I won’t say that my art teacher was a horrible person, she was just not encouraging, at least to me. She often yelled at me because I wanted to ”copy” things rather than come up with my own ideas. She thought that we should all just dream up a picture and put it on paper. I couldn’t do that very well. Perhaps because of my Asperger’s Syndrome (which I didn’t know I had at the time). In fact, I still can’t normally create art just from the imagination (with the exception of some abstract work). The way I work is to see something that grabs my eye – a picture, a person, a scene – and then I take that idea and I draw it the way I see it. It always turns out far different than the original idea, but I do need that original seed of an idea to start with.
Once when we were supposed to be freely drawing from our imagination in class, I sat there stumped as usual, with no idea what to draw. Then I looked at a friend next to me who was drawing a picture of two girls on top of the world. I liked the idea, so with my friend’s permission I did my own version of it. When class was over and we turned in our pictures, the girl and I both had to stay after class because the teacher wanted to know who “cheated” off whom. I remember thinking, “Cheated?! Who cheated?”. She scolded us both and told us to never do it again.
This teacher also often commented how I was “not the great artist your older sister is!” One time she even told me that and made me stand in the corner because I wasn’t “trying hard enough”. Craft time was hell too because I didn’t have the best coordination and my crafts often looked a mess. Again, I would either get yelled at or just get a big disappointed sigh. I got the message loud and clear, again and again. I was no good. I had no talent.

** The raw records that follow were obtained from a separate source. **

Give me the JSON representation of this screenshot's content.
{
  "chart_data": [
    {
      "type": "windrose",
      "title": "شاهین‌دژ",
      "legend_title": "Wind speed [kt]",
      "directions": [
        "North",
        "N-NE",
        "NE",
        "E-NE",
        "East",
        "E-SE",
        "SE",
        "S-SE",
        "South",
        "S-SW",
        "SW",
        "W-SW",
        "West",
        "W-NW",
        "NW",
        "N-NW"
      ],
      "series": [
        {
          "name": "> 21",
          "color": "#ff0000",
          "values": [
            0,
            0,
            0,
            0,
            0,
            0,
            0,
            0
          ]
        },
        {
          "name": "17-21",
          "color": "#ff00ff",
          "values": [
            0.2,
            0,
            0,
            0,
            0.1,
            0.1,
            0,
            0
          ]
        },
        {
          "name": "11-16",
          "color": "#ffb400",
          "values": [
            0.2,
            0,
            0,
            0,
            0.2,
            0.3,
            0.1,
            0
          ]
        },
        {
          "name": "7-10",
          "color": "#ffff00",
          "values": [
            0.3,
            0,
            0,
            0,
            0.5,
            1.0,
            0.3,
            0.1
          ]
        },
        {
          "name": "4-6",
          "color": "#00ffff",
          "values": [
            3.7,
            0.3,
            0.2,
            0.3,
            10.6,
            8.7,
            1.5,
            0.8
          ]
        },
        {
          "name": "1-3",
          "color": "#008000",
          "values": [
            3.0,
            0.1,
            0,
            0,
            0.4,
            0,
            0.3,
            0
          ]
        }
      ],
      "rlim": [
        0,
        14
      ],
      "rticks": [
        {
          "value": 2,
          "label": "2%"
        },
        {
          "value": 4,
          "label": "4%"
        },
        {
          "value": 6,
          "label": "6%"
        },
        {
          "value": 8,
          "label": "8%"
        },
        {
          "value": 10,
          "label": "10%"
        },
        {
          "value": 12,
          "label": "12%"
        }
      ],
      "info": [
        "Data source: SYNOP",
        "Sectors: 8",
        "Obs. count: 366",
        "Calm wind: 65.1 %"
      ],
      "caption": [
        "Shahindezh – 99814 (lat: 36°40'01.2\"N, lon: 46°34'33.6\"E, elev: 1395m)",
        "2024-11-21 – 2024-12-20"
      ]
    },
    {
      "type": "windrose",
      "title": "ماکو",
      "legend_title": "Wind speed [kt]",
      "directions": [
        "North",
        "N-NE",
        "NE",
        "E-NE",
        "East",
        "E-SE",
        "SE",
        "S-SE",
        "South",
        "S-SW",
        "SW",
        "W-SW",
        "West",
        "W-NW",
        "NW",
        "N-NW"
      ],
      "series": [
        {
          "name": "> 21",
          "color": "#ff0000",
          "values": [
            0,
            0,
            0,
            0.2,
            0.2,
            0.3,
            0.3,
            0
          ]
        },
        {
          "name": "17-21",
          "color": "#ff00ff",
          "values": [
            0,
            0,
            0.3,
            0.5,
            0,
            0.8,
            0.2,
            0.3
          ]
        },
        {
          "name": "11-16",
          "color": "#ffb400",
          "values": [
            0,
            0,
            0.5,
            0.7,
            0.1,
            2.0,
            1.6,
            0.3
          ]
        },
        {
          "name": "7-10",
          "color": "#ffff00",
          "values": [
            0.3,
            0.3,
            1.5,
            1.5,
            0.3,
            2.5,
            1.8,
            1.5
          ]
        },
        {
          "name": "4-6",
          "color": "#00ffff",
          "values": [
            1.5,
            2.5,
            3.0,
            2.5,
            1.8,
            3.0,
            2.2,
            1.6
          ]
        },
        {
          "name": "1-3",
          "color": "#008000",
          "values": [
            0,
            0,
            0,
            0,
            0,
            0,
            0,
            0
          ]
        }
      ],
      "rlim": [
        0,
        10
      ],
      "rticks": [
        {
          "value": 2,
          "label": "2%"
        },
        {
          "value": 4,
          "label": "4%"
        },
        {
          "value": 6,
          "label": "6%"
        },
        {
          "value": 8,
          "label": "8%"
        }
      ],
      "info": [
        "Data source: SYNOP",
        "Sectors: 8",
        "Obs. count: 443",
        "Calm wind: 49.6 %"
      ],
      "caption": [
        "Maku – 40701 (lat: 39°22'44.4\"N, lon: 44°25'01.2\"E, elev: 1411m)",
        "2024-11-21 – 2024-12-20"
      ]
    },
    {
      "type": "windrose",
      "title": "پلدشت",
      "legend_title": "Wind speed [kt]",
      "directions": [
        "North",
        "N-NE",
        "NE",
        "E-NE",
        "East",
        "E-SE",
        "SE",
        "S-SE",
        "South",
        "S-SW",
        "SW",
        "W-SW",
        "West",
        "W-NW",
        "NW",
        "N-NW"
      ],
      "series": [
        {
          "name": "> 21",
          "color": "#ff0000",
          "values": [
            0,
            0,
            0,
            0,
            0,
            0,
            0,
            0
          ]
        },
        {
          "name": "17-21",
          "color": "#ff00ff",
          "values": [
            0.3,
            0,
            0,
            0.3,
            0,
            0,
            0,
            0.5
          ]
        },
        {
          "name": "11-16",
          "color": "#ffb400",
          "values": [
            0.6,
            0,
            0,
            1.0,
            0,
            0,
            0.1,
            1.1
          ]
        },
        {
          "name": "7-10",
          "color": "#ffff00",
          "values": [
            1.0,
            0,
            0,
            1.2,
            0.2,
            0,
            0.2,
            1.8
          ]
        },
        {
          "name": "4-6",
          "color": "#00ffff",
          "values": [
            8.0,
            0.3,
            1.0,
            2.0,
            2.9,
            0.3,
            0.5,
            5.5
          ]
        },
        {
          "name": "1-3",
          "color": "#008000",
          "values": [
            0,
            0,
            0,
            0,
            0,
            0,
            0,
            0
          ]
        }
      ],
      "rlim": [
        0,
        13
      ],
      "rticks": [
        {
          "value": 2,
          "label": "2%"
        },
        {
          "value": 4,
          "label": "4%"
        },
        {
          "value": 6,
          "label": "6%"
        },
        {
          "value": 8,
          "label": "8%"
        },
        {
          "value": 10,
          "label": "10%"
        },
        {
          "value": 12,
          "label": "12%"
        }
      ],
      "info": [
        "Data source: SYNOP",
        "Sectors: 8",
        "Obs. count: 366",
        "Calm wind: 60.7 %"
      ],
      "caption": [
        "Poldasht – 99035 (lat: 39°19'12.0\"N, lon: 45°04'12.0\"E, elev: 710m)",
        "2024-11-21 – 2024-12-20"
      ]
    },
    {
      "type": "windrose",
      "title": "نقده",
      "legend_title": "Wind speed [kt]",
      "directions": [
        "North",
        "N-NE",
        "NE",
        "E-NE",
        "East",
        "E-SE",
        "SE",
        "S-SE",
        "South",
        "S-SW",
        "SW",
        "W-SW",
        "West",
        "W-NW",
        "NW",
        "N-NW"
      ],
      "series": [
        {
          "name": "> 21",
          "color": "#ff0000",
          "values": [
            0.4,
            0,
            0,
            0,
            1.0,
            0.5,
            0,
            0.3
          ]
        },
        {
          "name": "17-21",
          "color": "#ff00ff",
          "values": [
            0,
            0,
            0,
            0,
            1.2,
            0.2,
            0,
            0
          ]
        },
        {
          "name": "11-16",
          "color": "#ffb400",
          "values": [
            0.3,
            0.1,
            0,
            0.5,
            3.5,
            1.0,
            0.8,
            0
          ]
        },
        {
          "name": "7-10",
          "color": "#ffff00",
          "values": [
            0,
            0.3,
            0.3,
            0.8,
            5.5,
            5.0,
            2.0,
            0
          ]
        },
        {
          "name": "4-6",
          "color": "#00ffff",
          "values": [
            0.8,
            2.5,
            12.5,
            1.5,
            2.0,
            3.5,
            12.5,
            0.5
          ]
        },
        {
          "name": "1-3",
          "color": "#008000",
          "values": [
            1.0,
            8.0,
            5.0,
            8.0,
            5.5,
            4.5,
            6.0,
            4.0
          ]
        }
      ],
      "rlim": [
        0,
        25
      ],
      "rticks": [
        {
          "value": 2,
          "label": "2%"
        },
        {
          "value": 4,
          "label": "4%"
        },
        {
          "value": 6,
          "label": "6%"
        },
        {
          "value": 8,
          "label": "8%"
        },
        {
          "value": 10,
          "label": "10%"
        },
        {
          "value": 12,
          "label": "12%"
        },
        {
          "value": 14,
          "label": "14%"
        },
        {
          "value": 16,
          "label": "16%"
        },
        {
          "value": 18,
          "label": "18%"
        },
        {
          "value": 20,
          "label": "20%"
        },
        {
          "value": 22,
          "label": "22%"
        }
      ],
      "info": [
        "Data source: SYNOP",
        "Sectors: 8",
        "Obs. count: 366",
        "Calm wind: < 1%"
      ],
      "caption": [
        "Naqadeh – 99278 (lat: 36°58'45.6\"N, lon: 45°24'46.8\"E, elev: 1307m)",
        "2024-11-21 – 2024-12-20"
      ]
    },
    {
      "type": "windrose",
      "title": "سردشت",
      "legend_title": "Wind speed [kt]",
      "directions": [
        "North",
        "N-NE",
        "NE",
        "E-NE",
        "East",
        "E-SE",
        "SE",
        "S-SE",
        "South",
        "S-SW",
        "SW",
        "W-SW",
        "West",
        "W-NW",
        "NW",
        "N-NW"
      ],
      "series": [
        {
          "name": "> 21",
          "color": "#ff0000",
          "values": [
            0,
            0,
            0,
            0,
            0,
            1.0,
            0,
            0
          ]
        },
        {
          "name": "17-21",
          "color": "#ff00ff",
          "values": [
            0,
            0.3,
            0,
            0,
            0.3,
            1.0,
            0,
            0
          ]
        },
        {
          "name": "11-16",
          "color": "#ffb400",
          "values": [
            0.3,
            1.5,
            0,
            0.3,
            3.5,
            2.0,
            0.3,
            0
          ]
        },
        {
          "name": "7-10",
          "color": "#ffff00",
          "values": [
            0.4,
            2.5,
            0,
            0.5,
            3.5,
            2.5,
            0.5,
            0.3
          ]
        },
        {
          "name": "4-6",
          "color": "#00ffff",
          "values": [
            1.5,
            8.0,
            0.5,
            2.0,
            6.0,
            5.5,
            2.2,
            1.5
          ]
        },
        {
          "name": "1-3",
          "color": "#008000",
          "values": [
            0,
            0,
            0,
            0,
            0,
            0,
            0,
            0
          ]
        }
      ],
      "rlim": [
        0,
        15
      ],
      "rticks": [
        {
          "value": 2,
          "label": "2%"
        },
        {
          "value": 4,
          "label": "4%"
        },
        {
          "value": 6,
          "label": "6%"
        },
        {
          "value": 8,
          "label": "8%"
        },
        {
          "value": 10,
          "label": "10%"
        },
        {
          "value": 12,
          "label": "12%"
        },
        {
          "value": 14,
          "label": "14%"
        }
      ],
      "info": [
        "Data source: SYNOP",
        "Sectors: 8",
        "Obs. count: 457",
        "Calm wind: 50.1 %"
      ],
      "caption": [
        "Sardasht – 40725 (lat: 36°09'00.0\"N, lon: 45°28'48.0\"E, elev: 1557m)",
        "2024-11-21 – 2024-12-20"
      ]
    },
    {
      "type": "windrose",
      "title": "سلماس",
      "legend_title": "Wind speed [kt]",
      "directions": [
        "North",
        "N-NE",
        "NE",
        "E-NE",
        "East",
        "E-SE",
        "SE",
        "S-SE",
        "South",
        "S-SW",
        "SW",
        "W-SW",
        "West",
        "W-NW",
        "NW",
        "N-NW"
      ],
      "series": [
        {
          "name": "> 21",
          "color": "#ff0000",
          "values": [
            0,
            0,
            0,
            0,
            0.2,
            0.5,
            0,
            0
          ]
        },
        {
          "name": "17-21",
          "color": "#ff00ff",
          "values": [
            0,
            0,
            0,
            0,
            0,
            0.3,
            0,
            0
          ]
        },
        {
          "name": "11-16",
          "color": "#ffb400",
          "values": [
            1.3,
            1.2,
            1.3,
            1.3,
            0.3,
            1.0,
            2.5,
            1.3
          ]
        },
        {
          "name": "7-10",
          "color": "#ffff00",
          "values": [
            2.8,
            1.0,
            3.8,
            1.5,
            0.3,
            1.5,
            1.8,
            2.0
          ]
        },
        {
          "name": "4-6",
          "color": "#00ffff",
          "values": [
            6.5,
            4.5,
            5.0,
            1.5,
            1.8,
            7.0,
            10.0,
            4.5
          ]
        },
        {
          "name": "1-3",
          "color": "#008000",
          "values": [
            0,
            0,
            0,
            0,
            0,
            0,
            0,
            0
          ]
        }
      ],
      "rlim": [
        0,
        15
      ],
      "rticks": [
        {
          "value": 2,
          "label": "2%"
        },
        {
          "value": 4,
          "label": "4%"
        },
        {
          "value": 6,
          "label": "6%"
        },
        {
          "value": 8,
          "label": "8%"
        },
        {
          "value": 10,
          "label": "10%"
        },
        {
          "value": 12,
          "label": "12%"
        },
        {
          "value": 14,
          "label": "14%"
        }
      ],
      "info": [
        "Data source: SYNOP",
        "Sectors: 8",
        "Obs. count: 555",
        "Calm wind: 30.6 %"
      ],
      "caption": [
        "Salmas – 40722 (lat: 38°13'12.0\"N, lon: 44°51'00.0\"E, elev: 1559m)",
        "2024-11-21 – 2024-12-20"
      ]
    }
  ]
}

So how did I finally rediscover my artistic side? Well, that I owe to another teacher, someone entirely different. When I got to middle school, my art teacher encouraged me. She showed me how to draw certain things if I didn’t know how. She helped me come up with ideas if I was stumped. She told me how good things looked and encouraged me to try new things without yelling at me if they turned out poorly. In her class I never got a B or a C – all A’s. And I’ve enjoyed art ever since.